診断は、特有の症状や飼い主からの話、そして各種検査を組み合わせて慎重に行われます。

  • 問診と身体検査: 「突然ぐったりして嘔吐した」といった飼い主からの話や、特徴的な便の臭いが診断の重要な手がかりになります。来院時にまだ下痢をしていなくても、この病気が疑われる場合は速やかに採便して確認することが重要です。
  • 血液検査 (CBC): 赤血球の割合を示すPCV値が著しく上昇します。血液が濃縮され、時には80%を超えることもあります。白血球の数は通常、正常範囲内です。
  • 血液生化学検査: 肝臓の数値であるALT、ASTが著しく上昇します。その他の項目に特異的な異常は見られません。
  • 糞便検査・ウイルス検査: 一般的な糞便検査では、原因となる寄生虫などは見つかりません(陰性)。似た症状を示すパルボウイルス感染症の検査も陰性となります。これが重要な鑑別点です。

5. どのような治療を行うか?

治療の目的は、急激に失われた水分を補ってショック状態から離脱させることと、腸から細菌が体内に侵入するのを防ぐことです。

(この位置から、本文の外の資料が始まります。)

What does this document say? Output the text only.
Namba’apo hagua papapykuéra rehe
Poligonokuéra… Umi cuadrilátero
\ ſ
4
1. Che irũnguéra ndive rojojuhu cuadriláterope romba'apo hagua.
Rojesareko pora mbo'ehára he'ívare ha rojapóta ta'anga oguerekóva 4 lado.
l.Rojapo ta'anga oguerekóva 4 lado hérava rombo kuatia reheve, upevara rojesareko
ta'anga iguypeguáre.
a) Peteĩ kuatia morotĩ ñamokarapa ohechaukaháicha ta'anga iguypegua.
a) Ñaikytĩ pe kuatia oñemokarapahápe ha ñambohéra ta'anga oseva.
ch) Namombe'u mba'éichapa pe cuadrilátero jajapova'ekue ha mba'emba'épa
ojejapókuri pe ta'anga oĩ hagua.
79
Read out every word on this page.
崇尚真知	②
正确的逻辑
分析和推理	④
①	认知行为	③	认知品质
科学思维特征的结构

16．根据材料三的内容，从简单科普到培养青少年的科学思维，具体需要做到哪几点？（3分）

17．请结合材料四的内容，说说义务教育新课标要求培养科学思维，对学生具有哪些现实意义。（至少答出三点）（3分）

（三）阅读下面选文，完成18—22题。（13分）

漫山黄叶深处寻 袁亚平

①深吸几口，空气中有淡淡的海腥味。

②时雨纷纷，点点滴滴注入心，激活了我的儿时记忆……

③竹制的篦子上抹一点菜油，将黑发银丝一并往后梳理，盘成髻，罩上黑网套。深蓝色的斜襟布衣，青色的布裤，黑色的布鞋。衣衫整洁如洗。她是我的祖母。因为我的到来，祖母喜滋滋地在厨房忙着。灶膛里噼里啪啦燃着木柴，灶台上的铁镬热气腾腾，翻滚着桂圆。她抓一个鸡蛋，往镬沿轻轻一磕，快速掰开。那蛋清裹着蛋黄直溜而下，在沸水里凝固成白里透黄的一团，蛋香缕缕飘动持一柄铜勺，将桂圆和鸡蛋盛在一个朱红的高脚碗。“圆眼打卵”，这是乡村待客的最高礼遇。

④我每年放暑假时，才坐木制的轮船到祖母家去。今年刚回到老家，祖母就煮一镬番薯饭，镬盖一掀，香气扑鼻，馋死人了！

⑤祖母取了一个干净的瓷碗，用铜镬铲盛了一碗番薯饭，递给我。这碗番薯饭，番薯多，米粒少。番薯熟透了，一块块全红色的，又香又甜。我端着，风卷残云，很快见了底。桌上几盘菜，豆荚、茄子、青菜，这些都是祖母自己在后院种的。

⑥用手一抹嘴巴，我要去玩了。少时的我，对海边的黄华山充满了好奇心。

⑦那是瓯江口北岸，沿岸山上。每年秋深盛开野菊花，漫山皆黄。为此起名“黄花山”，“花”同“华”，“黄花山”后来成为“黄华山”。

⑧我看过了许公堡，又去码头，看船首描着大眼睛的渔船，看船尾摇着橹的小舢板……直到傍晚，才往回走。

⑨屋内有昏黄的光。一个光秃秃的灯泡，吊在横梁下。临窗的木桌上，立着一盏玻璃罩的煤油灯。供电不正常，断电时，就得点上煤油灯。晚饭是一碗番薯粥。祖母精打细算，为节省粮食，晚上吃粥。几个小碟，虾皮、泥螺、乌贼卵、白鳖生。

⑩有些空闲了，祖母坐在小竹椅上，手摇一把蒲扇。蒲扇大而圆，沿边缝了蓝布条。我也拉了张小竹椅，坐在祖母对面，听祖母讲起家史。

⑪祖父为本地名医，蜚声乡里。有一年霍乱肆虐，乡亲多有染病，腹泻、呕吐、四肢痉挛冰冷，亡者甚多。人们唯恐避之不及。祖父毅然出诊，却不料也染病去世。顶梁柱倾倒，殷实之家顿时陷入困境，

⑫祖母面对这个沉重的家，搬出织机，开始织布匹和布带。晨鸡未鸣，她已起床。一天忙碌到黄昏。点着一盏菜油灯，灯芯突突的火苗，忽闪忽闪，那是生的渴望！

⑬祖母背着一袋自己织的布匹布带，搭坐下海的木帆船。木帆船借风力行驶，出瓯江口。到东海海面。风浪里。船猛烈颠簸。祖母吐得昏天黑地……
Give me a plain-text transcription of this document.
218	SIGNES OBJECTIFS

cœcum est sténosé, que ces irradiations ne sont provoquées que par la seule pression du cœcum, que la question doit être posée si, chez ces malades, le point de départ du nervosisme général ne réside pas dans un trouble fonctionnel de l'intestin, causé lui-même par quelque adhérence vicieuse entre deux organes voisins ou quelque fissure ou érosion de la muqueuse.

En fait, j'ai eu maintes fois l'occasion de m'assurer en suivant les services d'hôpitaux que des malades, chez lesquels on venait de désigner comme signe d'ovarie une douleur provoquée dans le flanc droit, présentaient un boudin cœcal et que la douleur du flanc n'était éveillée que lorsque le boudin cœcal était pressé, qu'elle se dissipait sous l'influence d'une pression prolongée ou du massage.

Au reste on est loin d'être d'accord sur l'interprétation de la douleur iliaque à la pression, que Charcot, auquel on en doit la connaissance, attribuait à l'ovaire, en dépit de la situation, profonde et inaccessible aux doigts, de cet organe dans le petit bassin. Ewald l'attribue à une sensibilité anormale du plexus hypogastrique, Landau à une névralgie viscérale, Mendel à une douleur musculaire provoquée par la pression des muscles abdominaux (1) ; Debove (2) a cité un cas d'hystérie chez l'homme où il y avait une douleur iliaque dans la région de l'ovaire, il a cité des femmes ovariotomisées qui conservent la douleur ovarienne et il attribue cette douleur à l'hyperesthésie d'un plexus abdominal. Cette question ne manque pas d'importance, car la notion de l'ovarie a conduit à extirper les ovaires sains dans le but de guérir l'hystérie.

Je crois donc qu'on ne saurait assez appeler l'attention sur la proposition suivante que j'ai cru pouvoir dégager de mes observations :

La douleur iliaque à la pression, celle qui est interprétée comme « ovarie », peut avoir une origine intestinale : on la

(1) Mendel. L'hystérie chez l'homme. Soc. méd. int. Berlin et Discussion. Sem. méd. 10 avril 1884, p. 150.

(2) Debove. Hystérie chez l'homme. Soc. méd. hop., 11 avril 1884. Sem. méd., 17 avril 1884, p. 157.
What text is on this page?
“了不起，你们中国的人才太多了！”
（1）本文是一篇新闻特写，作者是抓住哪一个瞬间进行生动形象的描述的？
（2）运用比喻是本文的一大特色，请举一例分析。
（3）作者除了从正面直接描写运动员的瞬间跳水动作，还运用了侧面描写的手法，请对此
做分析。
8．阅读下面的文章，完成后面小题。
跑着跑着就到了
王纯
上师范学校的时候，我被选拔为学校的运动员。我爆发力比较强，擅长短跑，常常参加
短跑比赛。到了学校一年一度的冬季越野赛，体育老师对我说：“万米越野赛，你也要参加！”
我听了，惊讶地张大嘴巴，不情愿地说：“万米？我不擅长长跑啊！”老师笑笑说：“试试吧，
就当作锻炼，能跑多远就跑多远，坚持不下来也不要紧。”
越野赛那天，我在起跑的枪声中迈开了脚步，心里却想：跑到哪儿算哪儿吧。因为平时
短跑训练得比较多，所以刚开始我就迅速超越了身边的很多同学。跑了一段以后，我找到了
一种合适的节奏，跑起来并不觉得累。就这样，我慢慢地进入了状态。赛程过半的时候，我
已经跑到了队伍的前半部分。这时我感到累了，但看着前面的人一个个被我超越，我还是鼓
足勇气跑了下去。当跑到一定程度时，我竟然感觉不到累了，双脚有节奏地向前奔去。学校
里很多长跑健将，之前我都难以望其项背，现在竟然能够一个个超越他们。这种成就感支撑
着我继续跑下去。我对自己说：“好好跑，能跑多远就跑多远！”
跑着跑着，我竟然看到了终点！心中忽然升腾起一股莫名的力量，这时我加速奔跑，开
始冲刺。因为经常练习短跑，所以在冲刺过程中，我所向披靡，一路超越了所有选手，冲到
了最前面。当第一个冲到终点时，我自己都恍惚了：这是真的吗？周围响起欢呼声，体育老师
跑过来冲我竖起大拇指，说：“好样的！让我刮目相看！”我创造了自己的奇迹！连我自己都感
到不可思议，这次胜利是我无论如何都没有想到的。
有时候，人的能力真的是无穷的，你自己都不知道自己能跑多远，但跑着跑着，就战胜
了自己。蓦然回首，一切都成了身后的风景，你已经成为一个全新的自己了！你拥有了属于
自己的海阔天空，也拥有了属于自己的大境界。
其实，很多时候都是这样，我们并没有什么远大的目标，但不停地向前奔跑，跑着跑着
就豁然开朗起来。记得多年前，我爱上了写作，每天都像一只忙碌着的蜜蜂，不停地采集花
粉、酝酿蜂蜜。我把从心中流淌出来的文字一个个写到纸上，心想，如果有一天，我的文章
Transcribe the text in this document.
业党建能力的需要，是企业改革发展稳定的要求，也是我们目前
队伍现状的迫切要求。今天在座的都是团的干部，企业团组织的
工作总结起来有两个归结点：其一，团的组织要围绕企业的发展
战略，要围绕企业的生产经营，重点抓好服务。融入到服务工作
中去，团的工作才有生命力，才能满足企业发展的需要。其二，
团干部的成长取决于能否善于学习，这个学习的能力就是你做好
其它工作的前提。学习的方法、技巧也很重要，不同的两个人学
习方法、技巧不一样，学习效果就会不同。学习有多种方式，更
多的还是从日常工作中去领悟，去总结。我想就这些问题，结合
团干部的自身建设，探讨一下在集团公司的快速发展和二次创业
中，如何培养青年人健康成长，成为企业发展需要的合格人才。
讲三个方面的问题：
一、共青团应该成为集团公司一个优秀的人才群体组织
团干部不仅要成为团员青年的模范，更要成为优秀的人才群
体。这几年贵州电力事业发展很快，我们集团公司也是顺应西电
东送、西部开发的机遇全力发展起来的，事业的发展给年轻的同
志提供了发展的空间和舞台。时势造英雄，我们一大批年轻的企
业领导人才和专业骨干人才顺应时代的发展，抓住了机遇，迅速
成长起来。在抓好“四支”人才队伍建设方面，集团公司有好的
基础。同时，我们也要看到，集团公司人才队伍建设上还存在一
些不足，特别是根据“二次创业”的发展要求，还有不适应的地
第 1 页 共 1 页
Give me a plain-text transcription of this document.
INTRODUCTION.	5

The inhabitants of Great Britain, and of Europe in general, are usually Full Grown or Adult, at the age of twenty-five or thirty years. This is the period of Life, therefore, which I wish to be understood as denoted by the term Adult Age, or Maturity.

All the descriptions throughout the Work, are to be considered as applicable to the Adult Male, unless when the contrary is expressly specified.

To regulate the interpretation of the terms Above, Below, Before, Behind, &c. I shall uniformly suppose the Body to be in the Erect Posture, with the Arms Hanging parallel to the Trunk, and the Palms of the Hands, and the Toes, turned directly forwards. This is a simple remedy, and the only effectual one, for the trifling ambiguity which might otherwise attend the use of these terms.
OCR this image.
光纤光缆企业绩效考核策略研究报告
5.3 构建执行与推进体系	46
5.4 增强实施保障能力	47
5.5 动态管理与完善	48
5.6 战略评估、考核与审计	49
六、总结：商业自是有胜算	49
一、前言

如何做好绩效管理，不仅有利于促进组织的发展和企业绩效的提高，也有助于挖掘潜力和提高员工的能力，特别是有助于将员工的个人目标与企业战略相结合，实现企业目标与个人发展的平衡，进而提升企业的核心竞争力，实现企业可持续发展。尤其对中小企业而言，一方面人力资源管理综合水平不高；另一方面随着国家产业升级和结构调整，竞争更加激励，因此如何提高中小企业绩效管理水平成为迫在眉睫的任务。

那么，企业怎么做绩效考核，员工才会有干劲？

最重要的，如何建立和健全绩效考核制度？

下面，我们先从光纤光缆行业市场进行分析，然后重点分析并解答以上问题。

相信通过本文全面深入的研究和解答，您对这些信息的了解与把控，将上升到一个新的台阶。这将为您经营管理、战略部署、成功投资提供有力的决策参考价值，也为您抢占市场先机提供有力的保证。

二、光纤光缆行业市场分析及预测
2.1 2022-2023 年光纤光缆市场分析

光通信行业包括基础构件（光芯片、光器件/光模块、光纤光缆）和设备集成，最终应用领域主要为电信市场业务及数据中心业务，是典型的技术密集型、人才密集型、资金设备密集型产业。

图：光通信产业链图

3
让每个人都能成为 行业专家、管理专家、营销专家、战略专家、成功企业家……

  • 最優先される治療:迅速な点滴: 重度の循環不全で血管が見えにくい場合でも、ためらわずに皮膚を小さく切開し、直接血管を確認して点滴の針を挿入する必要があります。まず、乳酸加リンゲル液などを1〜2時間、非常に速いスピード(10〜90ml/kg/hr)で投与し、ショック状態を改善します。その後、状態が安定したら通常の維持流量に減らします。
  • 抗生物質の投与: 以前は、腸内細菌(特にクロストリジウム属)の侵入を防ぐために抗生物質(アンピシリンなど)の投与が推奨されていました。しかし最近では、原因とされる細菌は抗生物質なしでも自然に減少することが分かってきたため、必ずしも全ての症例で必要ではないという考え方が広まっています。敗血症など重度の細菌感染を疑う場合を除き、輸液を中心とした支持療法がメインとなります。
  • 絶食・絶水: 胃腸を休ませるため、48時間は食べ物も水も与えません。その後、状態を見ながら低アレルギー性の食事(セレクトプロテインなど)から少しずつ給餌を再開します。

🚨 注意点 🚨
通常の下痢で使われるような下痢止め(収斂剤)や腸の動きを止める薬(抗コリン剤)は、毒素を体内に留めてしまう可能性があるため、この病気では使用しません。

6. 予後(治療後の見通し)

  • 危険性: 非常に進行が速く、病院に着いた時には既に亡くなっていることもある、命に関わる危険な病気です。
  • 救命率: しかし、生きた状態で治療を開始できれば、迅速で適切な対処による救命率は高いとされています。
  • 回復: 血の混じった下痢は24〜48時間ほど続くことが多いですが、その後の状態の改善は早い傾向にあります。
  • 再発: この病気は再発を繰り返すことが多いため、飼い主はその可能性を理解しておく必要があります。再発防止策として、アレルギー反応を起こしにくいタンパク質を使った食事(低分子プロテイン、セレクトプロテインなど)が有効な場合があります。